I've taken an introduction to statistics course with social science students and based on that experience, I can relate to what you are saying, 100%.

However, I think there is a broad group of students[1] for which a significantly earlier exposure to calculus would be beneficial and make learning statistics (and physics) a lot easier or at least faster.

When I took introduction to statistics as a math major, I found the subject extremely confusing because the discrete and continuous case where taught completely disconnected and useful anchors for understanding such as basic measure theory and Lebesgue integration where left out. That's certainly a good way to teach for many but for some it doesn't work.

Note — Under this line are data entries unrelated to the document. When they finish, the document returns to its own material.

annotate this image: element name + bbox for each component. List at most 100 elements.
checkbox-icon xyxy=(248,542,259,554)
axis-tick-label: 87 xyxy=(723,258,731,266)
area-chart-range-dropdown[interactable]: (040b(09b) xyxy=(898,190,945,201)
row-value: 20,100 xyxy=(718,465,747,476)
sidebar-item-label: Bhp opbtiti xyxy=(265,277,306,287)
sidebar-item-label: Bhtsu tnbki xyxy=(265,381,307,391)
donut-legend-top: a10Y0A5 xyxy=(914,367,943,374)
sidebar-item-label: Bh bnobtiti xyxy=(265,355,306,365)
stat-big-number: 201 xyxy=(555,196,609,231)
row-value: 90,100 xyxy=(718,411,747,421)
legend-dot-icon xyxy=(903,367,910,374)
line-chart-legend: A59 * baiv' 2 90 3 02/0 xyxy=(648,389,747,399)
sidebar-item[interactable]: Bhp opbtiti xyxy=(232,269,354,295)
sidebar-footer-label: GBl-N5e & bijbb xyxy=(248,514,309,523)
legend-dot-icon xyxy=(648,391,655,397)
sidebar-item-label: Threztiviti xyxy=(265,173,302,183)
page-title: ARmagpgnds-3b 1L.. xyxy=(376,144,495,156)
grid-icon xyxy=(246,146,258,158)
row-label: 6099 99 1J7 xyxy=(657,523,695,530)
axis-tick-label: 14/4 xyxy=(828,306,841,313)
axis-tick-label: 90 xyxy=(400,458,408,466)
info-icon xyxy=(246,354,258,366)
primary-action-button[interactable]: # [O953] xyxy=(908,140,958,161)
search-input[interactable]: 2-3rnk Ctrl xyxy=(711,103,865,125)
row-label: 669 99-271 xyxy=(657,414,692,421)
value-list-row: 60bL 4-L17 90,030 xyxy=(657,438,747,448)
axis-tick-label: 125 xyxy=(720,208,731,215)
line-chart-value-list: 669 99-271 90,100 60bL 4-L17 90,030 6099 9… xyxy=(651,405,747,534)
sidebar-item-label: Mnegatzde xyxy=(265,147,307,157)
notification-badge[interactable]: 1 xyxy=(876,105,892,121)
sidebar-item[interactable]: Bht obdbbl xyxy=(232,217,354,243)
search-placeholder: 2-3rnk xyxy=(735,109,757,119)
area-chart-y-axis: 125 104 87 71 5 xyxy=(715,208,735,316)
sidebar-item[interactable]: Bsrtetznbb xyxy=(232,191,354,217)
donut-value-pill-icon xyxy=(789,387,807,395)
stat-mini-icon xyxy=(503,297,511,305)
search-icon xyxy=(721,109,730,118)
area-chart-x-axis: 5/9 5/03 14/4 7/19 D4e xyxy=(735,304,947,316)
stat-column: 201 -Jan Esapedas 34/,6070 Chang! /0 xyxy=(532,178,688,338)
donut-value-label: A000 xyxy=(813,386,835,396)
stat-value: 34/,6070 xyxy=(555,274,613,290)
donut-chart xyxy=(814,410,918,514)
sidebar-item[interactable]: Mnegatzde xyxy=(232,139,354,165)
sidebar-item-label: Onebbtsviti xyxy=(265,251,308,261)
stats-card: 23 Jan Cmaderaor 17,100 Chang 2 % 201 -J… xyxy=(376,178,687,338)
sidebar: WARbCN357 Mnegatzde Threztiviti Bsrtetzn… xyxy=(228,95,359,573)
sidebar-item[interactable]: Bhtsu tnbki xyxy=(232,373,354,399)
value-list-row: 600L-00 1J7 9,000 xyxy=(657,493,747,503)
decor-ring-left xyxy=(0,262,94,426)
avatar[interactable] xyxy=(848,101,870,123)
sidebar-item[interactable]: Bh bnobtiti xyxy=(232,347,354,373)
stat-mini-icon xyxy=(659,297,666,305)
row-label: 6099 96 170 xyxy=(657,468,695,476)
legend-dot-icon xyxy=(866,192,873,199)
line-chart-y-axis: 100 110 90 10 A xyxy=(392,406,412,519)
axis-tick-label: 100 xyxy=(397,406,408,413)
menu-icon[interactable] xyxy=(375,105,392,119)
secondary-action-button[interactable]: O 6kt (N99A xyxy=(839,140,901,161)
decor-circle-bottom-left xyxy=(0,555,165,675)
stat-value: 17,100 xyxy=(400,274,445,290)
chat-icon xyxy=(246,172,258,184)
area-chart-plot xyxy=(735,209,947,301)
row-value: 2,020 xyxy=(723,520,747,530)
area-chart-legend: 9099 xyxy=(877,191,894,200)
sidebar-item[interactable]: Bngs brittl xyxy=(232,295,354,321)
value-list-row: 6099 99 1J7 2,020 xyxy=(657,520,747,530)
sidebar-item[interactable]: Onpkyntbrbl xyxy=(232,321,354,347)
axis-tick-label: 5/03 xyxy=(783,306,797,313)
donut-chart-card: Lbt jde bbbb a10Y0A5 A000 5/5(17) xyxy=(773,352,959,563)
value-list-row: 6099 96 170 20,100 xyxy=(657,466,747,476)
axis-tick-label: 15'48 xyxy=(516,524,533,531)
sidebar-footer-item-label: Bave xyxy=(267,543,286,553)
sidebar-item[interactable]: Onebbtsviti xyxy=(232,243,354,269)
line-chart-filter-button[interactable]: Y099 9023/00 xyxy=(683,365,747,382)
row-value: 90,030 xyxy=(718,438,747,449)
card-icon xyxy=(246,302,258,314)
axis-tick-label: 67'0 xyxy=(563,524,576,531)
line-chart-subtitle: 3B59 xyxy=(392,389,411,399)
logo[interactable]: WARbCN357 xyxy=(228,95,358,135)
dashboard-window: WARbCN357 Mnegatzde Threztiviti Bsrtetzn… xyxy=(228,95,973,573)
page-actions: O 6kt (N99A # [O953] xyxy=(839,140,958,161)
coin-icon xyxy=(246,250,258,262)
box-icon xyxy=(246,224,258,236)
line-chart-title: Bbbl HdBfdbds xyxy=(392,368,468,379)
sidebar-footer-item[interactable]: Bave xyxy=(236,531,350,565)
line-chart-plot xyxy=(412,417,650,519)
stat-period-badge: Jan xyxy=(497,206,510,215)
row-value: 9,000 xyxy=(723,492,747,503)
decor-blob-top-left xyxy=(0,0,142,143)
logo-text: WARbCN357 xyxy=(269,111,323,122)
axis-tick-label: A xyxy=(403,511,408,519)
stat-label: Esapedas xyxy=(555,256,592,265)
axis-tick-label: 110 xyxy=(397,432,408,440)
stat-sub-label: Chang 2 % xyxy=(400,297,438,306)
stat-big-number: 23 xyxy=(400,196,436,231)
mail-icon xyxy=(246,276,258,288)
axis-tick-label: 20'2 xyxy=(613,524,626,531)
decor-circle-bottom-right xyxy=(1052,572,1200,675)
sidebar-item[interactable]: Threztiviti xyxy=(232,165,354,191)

A similar case was physics for me (classical mechanics in particular). From grade 5 to 10 (after which I avoided the subject) there was little insight gained (e.g. heavy things fall down, there may be some friction, memorize all those seemingly random formulas and if you use a long lever, make sure you pick a strong material). Then I was exposed to an introduction to physics course at university (for non-majors) and the revelation that all those random formulas have a strong grounding in just 3 general principles and can then be developed with some help from calculus was liberating. Just too late in my case. Maybe I would have loved physics and actually study it, had they told me in 7th grade that there is something tying all of it together, and the ultimate goal of the class was to reach that summit. Just trying to show the other side of the coin which should be integrated into the way math and science is taught in schools in my opinion :-)

[1] Say, the top 5-10% of middle school students.

[Steuard]

Oh, don't get me wrong: I was served very well by today's standard math sequence. I learned fascinating stuff in precalc, and calculus was a revelation and a profound joy. Prof. Benjamin's argument favoring statistics instead was a tough sell for me.

But I'm a theoretical physicist. As much as I hate to say it, structuring the entire standard math curriculum so it works best for kids like me (or even for the top 10% of students) just isn't reasonable. (Ideally, a solid gifted program could fill that gap.) I think that we agree on that.

I'd like to think that there are ways of introducing concepts from physics or statistics that do highlight the underlying structure of the field, even if the students don't yet know all of the math they'd need to work through the details themselves. If I find a perfect way to do it, I'll let you know!

[bunderbunder]

One approach I've seen and thought was interesting is the course schedule offered at the Illinois Math and Science Academy.

Their pre-calculus courses have been somewhat radically reorganized into a curriculum called "mathematical investigations" which orders the topics according to more of a practical progression. So, for example, bits of linear algebra are pulled all the way up into precalc because they're useful in geometry, and will also work better with the science curriculum. Perhaps physics teachers inheriting students who already understand vectors, for example.

Then the calculus curriculum is split into two tracks, one more basic, and a more intensive one for students who anticipate going into fields that require more calculus.